A bit sad that he didn’t talk about groovebasin, but still, absolute legend!
I have a Jetbrains license. I won’t be renewing my license.
Its a “I use Zig btw” moment.
“The bar that I want to hold software to is uncompromising perfection”
I feel like this statement is genuine, the zig project doesn’t feel rushed or dogmatized, Andrew is chiseling away at this huge block of marble.
Really good talk!
Message from happy user here.
Very good. I like about 100% of the philosophy behind Zig we hear from Andrew.
The phrase “computers serving humans” made me realize again that the world has already gone the other way in lots of areas: “humans serving computers”.
eh, more like “companies using computers to make us server them more than we already did”

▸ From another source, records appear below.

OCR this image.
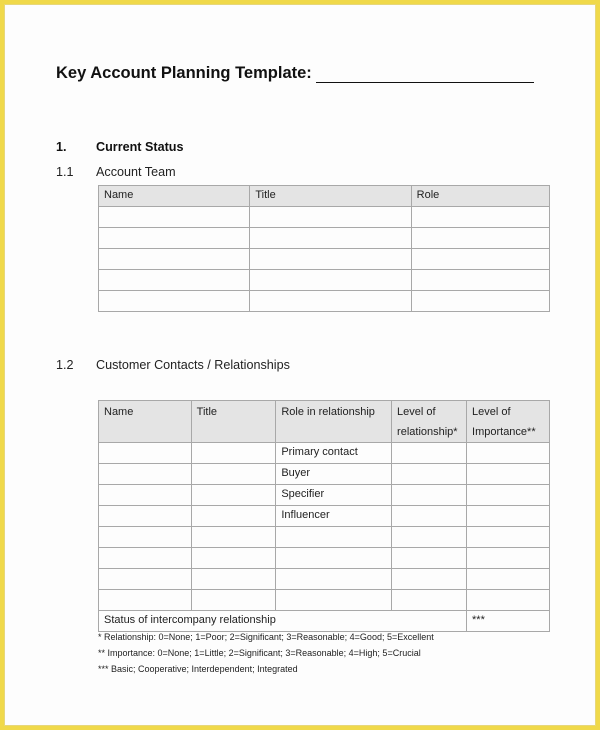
Key Account Planning Template:
1. Current Status
1.1 Account Team
Name	Title	Role

1.2 Customer Contacts / Relationships
Name	Title	Role in relationship	Level of relationship*	Level of Importance**
		Primary contact		
		Buyer		
		Specifier		
		Influencer		

Status of intercompany relationship				***
* Relationship: 0=None; 1=Poor; 2=Significant; 3=Reasonable; 4=Good; 5=Excellent
** Importance: 0=None; 1=Little; 2=Significant; 3=Reasonable; 4=High; 5=Crucial
*** Basic; Cooperative; Interdependent; Integrated
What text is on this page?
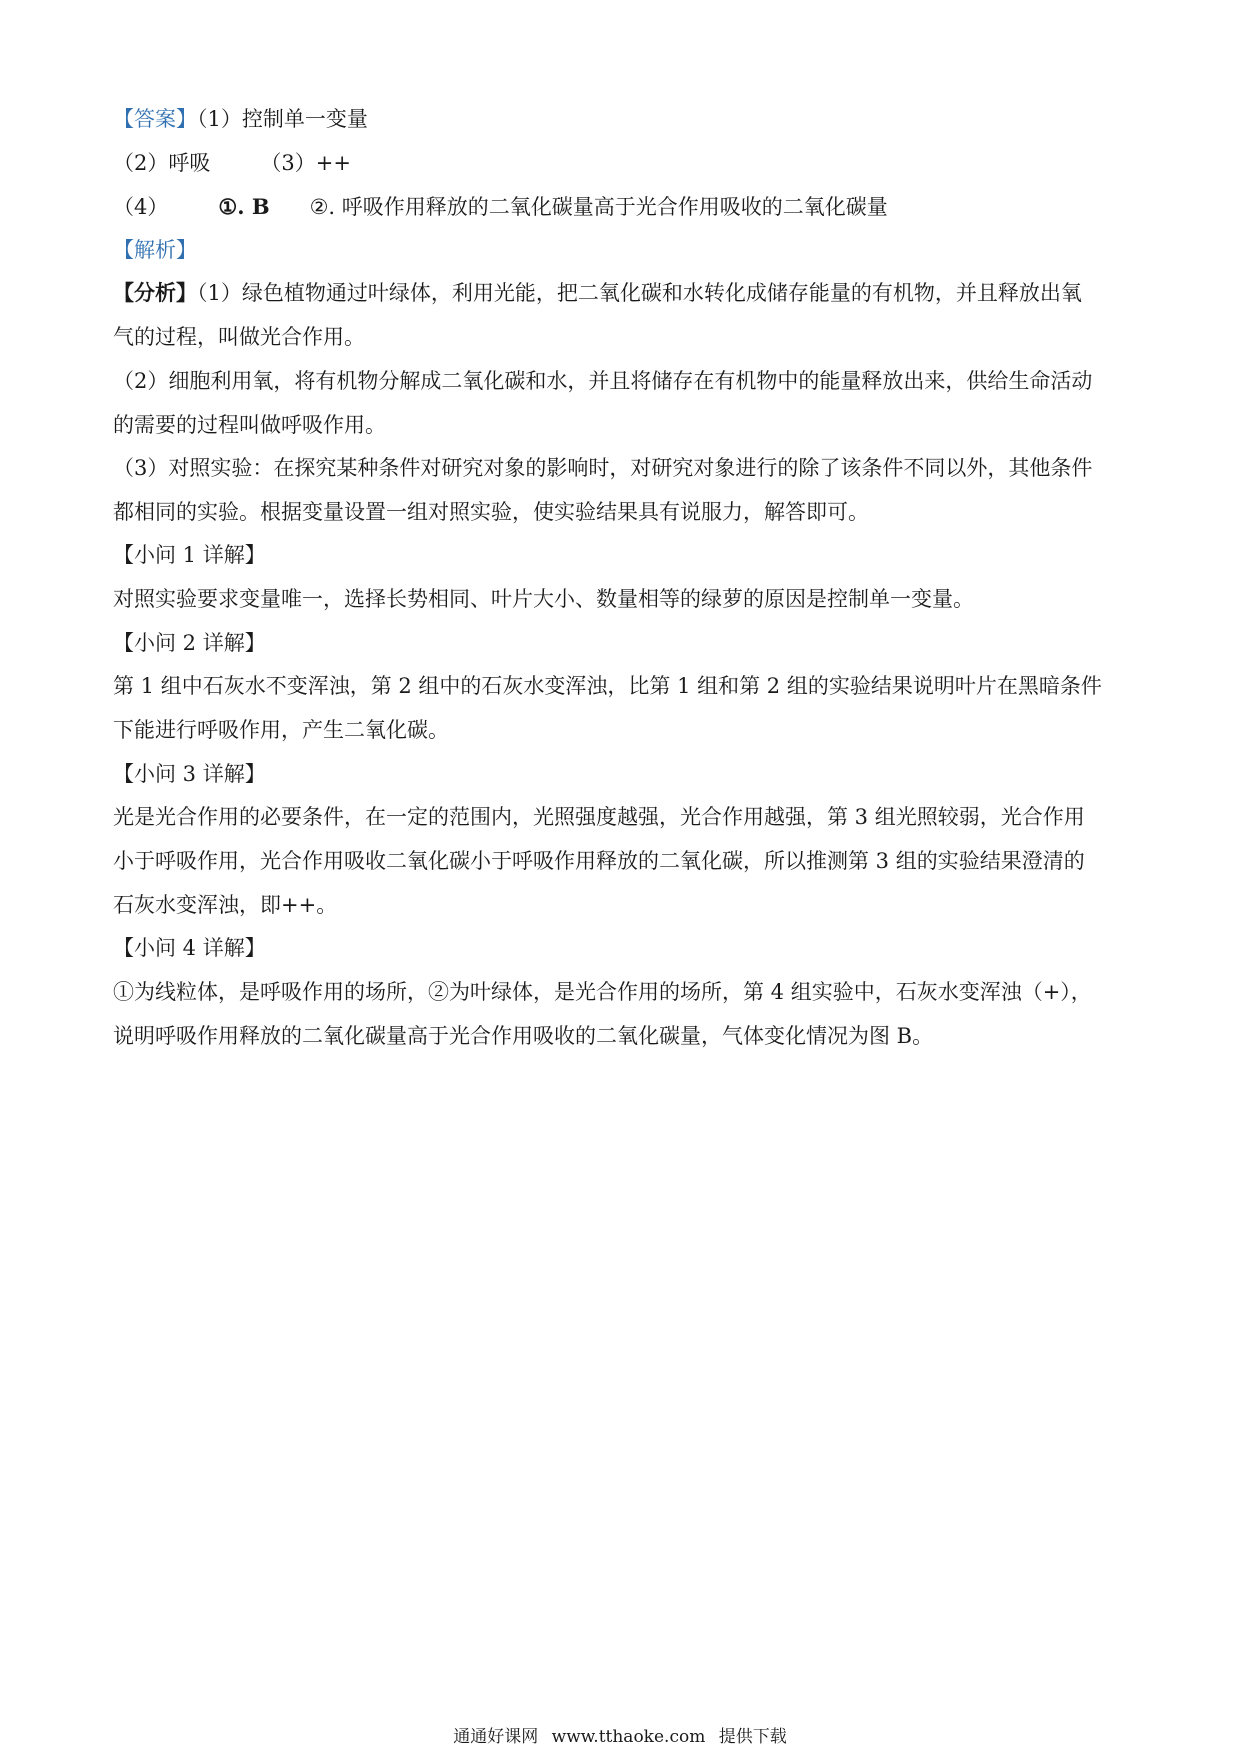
【答案】（1）控制单一变量
（2）呼吸 （3）++
（4） ①. B ②. 呼吸作用释放的二氧化碳量高于光合作用吸收的二氧化碳量
【解析】
【分析】（1）绿色植物通过叶绿体，利用光能，把二氧化碳和水转化成储存能量的有机物，并且释放出氧
气的过程，叫做光合作用。
（2）细胞利用氧，将有机物分解成二氧化碳和水，并且将储存在有机物中的能量释放出来，供给生命活动
的需要的过程叫做呼吸作用。
（3）对照实验：在探究某种条件对研究对象的影响时，对研究对象进行的除了该条件不同以外，其他条件
都相同的实验。根据变量设置一组对照实验，使实验结果具有说服力，解答即可。
【小问 1 详解】
对照实验要求变量唯一，选择长势相同、叶片大小、数量相等的绿萝的原因是控制单一变量。
【小问 2 详解】
第 1 组中石灰水不变浑浊，第 2 组中的石灰水变浑浊，比第 1 组和第 2 组的实验结果说明叶片在黑暗条件
下能进行呼吸作用，产生二氧化碳。
【小问 3 详解】
光是光合作用的必要条件，在一定的范围内，光照强度越强，光合作用越强，第 3 组光照较弱，光合作用
小于呼吸作用，光合作用吸收二氧化碳小于呼吸作用释放的二氧化碳，所以推测第 3 组的实验结果澄清的
石灰水变浑浊，即++。
【小问 4 详解】
①为线粒体，是呼吸作用的场所，②为叶绿体，是光合作用的场所，第 4 组实验中，石灰水变浑浊（+），
说明呼吸作用释放的二氧化碳量高于光合作用吸收的二氧化碳量，气体变化情况为图 B。
通通好课网 www.tthaoke.com 提供下载
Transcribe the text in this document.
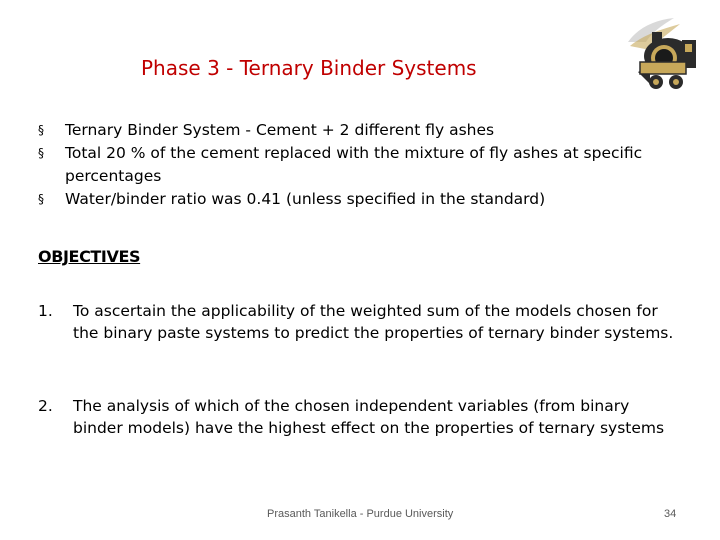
Phase 3 - Ternary Binder Systems
§ Ternary Binder System - Cement + 2 different fly ashes
§ Total 20 % of the cement replaced with the mixture of fly ashes at specific percentages
§ Water/binder ratio was 0.41 (unless specified in the standard)
OBJECTIVES
1. To ascertain the applicability of the weighted sum of the models chosen for the binary paste systems to predict the properties of ternary binder systems.
2. The analysis of which of the chosen independent variables (from binary binder models) have the highest effect on the properties of ternary systems
Prasanth Tanikella - Purdue University	34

Regardless your point stands.
Enjoyed the interview and I think as a whole it was quite good. I was however a bit disappointed in how much of the interview was spent on talking about financing ZSF. Such a strange thing to fixate on for so long considering there is so much more to discuss when it comes to Zig. Would have loved to hear more about how Zig can be used as a toolchain for cross compilation, how the Io/Allocator interface was “conceived” of and what we should be excited for in the coming future. Feels like there are many good things about Zig that rarely get brought up due to fixation on what I consider to be complete nothing-burgers. The worst offender being discussions on not allowing unused variables IMO, how is this more discussed than the fact that Zig is moving towards getting rid of LLVM for debug builds?

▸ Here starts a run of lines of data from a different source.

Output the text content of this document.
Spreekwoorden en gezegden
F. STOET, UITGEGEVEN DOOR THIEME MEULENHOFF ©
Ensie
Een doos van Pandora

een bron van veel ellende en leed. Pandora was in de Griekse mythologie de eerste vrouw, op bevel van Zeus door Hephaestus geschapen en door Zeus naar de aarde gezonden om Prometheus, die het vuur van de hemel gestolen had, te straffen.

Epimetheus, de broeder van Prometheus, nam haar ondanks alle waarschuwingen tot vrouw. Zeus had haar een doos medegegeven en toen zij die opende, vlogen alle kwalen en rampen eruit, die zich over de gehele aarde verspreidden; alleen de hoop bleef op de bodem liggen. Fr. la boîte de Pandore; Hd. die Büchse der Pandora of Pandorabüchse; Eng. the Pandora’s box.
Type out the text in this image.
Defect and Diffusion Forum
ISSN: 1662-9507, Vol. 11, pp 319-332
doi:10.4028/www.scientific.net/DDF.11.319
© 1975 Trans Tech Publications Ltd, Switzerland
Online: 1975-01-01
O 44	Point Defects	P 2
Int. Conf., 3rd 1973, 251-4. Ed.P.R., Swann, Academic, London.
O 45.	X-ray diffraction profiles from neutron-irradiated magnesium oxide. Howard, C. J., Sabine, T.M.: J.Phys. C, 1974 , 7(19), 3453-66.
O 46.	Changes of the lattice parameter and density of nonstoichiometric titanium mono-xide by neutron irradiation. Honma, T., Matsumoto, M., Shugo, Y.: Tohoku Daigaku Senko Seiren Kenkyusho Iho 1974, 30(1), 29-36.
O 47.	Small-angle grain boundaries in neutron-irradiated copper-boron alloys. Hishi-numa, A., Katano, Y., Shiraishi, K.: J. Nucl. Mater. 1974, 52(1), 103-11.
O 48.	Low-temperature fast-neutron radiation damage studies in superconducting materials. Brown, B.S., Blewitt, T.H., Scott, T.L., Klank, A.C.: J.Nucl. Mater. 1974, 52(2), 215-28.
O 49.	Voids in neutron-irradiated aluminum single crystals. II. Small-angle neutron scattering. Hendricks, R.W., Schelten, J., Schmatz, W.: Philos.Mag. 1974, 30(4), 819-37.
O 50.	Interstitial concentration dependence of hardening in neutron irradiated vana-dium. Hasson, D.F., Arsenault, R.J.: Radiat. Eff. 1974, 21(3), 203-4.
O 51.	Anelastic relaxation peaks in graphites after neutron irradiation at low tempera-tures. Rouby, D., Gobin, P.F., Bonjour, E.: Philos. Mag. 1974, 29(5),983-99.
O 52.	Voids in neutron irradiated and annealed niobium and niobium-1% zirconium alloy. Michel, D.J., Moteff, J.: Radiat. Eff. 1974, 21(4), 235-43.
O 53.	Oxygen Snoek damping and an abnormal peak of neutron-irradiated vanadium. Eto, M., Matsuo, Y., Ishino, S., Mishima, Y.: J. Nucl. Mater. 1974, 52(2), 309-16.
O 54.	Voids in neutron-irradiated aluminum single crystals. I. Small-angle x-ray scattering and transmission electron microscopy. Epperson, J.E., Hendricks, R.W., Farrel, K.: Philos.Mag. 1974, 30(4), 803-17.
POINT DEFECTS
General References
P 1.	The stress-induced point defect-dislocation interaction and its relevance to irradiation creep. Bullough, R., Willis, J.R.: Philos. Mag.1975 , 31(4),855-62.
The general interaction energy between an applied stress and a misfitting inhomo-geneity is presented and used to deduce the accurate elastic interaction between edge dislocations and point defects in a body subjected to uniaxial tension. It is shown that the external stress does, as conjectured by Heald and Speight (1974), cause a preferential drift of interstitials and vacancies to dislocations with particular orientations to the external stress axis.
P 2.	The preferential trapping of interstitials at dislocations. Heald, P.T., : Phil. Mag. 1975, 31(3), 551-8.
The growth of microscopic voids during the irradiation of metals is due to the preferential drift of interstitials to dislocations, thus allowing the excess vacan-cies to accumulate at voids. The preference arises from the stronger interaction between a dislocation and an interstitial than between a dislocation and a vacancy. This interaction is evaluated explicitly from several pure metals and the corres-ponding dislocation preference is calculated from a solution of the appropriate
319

Anyways, always great to hear Andrew talk, a much needed voice in these times of slop and low-effort software.
It was a really nice touch to have so many shoutouts to the community. To both projects and even individual.
@andrewrk regarding the dream you mentioned around minute 57:30, maybe you will like this project? https://docs.grit.io/. It doesn’t support Zig, but other than that it kinda sounds like what you would like to exist, based on what you said during the interview
Yeah I’m curious what other interviews by JetBrains look like. I feel like Andrew did a good job but the interviewer seemed to be going through a checklist of questions we already know the answers to from blogposts and such. The job of an interviewer, as I see it at least, is to ask the questions that give us insight into the interviewee and/or the people they represent.

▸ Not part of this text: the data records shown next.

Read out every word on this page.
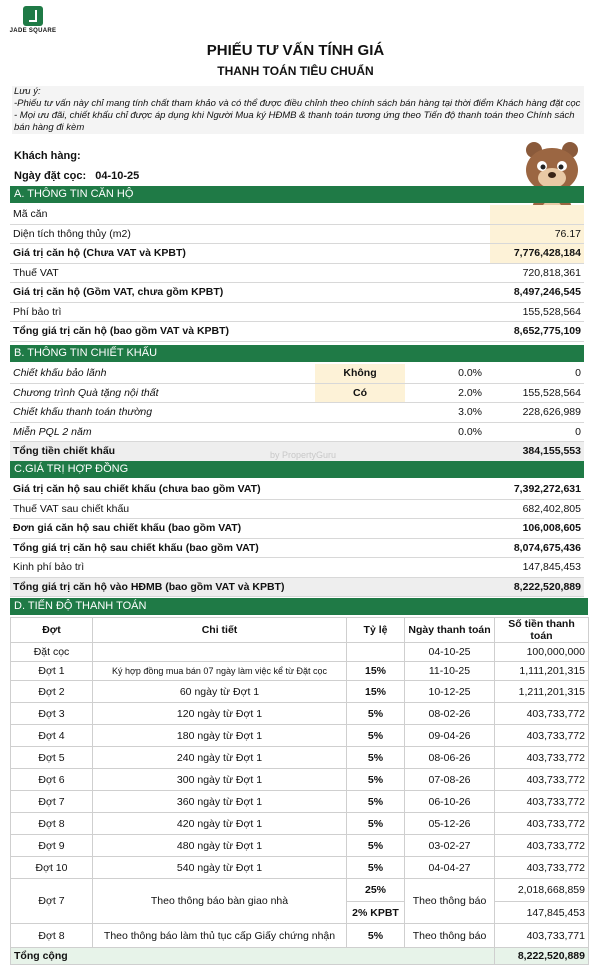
JADE SQUARE
PHIẾU TƯ VẤN TÍNH GIÁ
THANH TOÁN TIÊU CHUẨN
Lưu ý:
-Phiếu tư vấn này chỉ mang tính chất tham khảo và có thể được điều chỉnh theo chính sách bán hàng tại thời điểm Khách hàng đặt cọc
- Mọi ưu đãi, chiết khấu chỉ được áp dụng khi Người Mua ký HĐMB & thanh toán tương ứng theo Tiến độ thanh toán theo Chính sách bán hàng đi kèm
Khách hàng:
Ngày đặt cọc: 04-10-25
A. THÔNG TIN CĂN HỘ
Mã căn	
Diện tích thông thủy (m2)	76.17
Giá trị căn hộ (Chưa VAT và KPBT)	7,776,428,184
Thuế VAT	720,818,361
Giá trị căn hộ (Gồm VAT, chưa gồm KPBT)	8,497,246,545
Phí bảo trì	155,528,564
Tổng giá trị căn hộ (bao gồm VAT và KPBT)	8,652,775,109
B. THÔNG TIN CHIẾT KHẤU
Chiết khấu bảo lãnh	Không	0.0%	0
Chương trình Quà tặng nội thất	Có	2.0%	155,528,564
Chiết khấu thanh toán thường		3.0%	228,626,989
Miễn PQL 2 năm		0.0%	0
Tổng tiền chiết khấu			384,155,553
C.GIÁ TRỊ HỢP ĐỒNG
Giá trị căn hộ sau chiết khấu (chưa bao gồm VAT)	7,392,272,631
Thuế VAT sau chiết khấu	682,402,805
Đơn giá căn hộ sau chiết khấu (bao gồm VAT)	106,008,605
Tổng giá trị căn hộ sau chiết khấu (bao gồm VAT)	8,074,675,436
Kinh phí bảo trì	147,845,453
Tổng giá trị căn hộ vào HĐMB (bao gồm VAT và KPBT)	8,222,520,889
by PropertyGuru
D. TIẾN ĐỘ THANH TOÁN
Đợt	Chi tiết	Tỷ lệ	Ngày thanh toán	Số tiền thanh toán
Đặt cọc			04-10-25	100,000,000
Đợt 1	Ký hợp đồng mua bán 07 ngày làm việc kể từ Đặt cọc	15%	11-10-25	1,111,201,315
Đợt 2	60 ngày từ Đợt 1	15%	10-12-25	1,211,201,315
Đợt 3	120 ngày từ Đợt 1	5%	08-02-26	403,733,772
Đợt 4	180 ngày từ Đợt 1	5%	09-04-26	403,733,772
Đợt 5	240 ngày từ Đợt 1	5%	08-06-26	403,733,772
Đợt 6	300 ngày từ Đợt 1	5%	07-08-26	403,733,772
Đợt 7	360 ngày từ Đợt 1	5%	06-10-26	403,733,772
Đợt 8	420 ngày từ Đợt 1	5%	05-12-26	403,733,772
Đợt 9	480 ngày từ Đợt 1	5%	03-02-27	403,733,772
Đợt 10	540 ngày từ Đợt 1	5%	04-04-27	403,733,772
Đợt 7	Theo thông báo bàn giao nhà	25%	Theo thông báo	2,018,668,859
		2% KPBT		147,845,453
Đợt 8	Theo thông báo làm thủ tục cấp Giấy chứng nhận	5%	Theo thông báo	403,733,771
Tổng cộng				8,222,520,889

I suppose my issue is a little different than yours though; I’d be interested in and even encourage a question about subjects like unused variables, if the question was framed in a novel way. As it is a majority of the questions felt like:
Interviewer: Why did Zig [title of blog post]?
Andrew: [content of blog post]
In defense of JetBrains, the interview was not made for people already involved in the Zig community.
I do think they made some weird choices in editing (e.g. explaining what a PR is) because they themselves are a bit confused about who their target audience is (I suspect they were considering the interview also a form of thought leadership content for C-levels), but they are correct in designing an interview for the average dev rather than for hardcore Ziguanas who know every blog post already.
I thought it was quite a good ‘generic’ interview. the subs explaining things were nice as well.
Too specialized I think.
That saying: it only works for locals. Also there is no good way to track and delete other unused or even uncompilable stuff.
A really good refactoring tool would indeed be great. (the tool maybe even could be able to track above mentioned unsused uncompilable stuff).